Tuesday 26 June 2012

Swaledale Festival 2012, with added PIRATES.

Stephen Anthony Brown
This is a short one to say that the premiere of composer Michael Brough's "Bacchus and the Pirates" was a success!
Composer Michael Brough, born in Leeds
The second Swaledale Festival for me, and certainly a joyful feast of breathtaking scenery, kind people, a genuine love of unusual and passionate music-making, and all the associations with All Creatures Great And Small in that area. Heck, I grew up looking at those dales. And men with floppy hair and fairisle jumpers thrusting their hands into cows to make them well or bring forth other cows, and tending to little shaggy dogs on rough-hewn tables.
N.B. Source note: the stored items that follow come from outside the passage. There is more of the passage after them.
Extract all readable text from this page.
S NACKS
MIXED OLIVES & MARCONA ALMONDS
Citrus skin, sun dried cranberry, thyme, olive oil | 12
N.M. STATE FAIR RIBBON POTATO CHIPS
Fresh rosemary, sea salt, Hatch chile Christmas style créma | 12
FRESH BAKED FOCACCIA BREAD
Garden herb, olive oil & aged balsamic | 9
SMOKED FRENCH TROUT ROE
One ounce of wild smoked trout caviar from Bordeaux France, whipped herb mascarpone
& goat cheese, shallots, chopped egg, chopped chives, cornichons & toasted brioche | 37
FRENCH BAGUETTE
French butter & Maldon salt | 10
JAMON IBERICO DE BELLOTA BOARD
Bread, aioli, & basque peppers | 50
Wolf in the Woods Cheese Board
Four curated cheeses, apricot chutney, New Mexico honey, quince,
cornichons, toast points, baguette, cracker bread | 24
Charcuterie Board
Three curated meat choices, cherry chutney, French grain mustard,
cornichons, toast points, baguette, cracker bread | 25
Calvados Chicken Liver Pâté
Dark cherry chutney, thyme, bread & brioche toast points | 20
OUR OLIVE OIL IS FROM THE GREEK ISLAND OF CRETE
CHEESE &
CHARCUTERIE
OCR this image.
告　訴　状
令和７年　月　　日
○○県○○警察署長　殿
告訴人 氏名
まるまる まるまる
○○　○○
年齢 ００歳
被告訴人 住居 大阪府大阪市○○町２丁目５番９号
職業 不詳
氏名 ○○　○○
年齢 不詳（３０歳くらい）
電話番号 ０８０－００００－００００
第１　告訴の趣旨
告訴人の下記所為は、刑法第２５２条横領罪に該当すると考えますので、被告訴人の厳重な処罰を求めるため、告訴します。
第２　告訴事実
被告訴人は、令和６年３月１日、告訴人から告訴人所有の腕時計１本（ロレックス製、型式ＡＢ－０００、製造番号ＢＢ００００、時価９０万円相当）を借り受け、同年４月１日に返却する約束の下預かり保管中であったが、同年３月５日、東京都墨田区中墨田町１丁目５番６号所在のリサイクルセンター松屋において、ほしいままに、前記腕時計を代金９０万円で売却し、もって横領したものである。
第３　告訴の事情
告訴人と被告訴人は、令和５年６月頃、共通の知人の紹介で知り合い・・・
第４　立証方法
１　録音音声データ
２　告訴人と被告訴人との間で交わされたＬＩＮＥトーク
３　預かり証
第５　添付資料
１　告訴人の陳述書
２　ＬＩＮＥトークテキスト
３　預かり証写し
The Festival commissioned Mr. Brough to compose a work for piano, tenor and mezzo, and what did he come up with? Only a 17-minute-long lurid Victorian (I almost wrote 'camp') mini-secular-oratorio! Crazy! Subtitled "Marine Variations for Two Pirates and Piano", The words are by Alfred Noyes (1880-1958). These are the first words I sing:

"Sea-roads plated with pieces of eight that rolled to a heaven by rum made mellow,
Heaved and coloured our barque's black nose where the Lascar sang to a twinkling star,
And the tangled bow-sprit plunged and dipped its point in the west's wild red and yellow,
Till the curved white moon crept out astern like a naked knife from a blue cymar."

Stephen sang heroically and I tried to keep up.
The piano roared, and many in the audience (faces beaming) commented that they'd not heard the piano sound like that during the whole festival.
The concert had to end with duets and we'd run out of ideas. "Oh don't worry, I'll arrange some folk songs," said Stephen. That he did. Those four song arrangements (Soldier, Soldier; The Trees They Grow So High; Golden Slumbers; Oh No John) will have a great future. Zita Syme, my soprano duet partner and also partner of Stephen, was coaxed onto the stage to do Golden Slumbers with Stephen, and everyone was completely enchanted. An unexpected voice is always a good thing in a recital, and when it's as limpid and meltingly gorgous as Zita's, well...it's magic.

Look at the variety of trees behind me...and how country-cottage the building is.

The next day we went and sang at a local Retirement Home as part of the festival's Community Outreach. It was in a small town called Bedale and it was a lovely, lovely place. Covered in climbing flowers, and round the side lovely gardens.
Ate lots of pies and didn't exercise nearly enough to make up for it.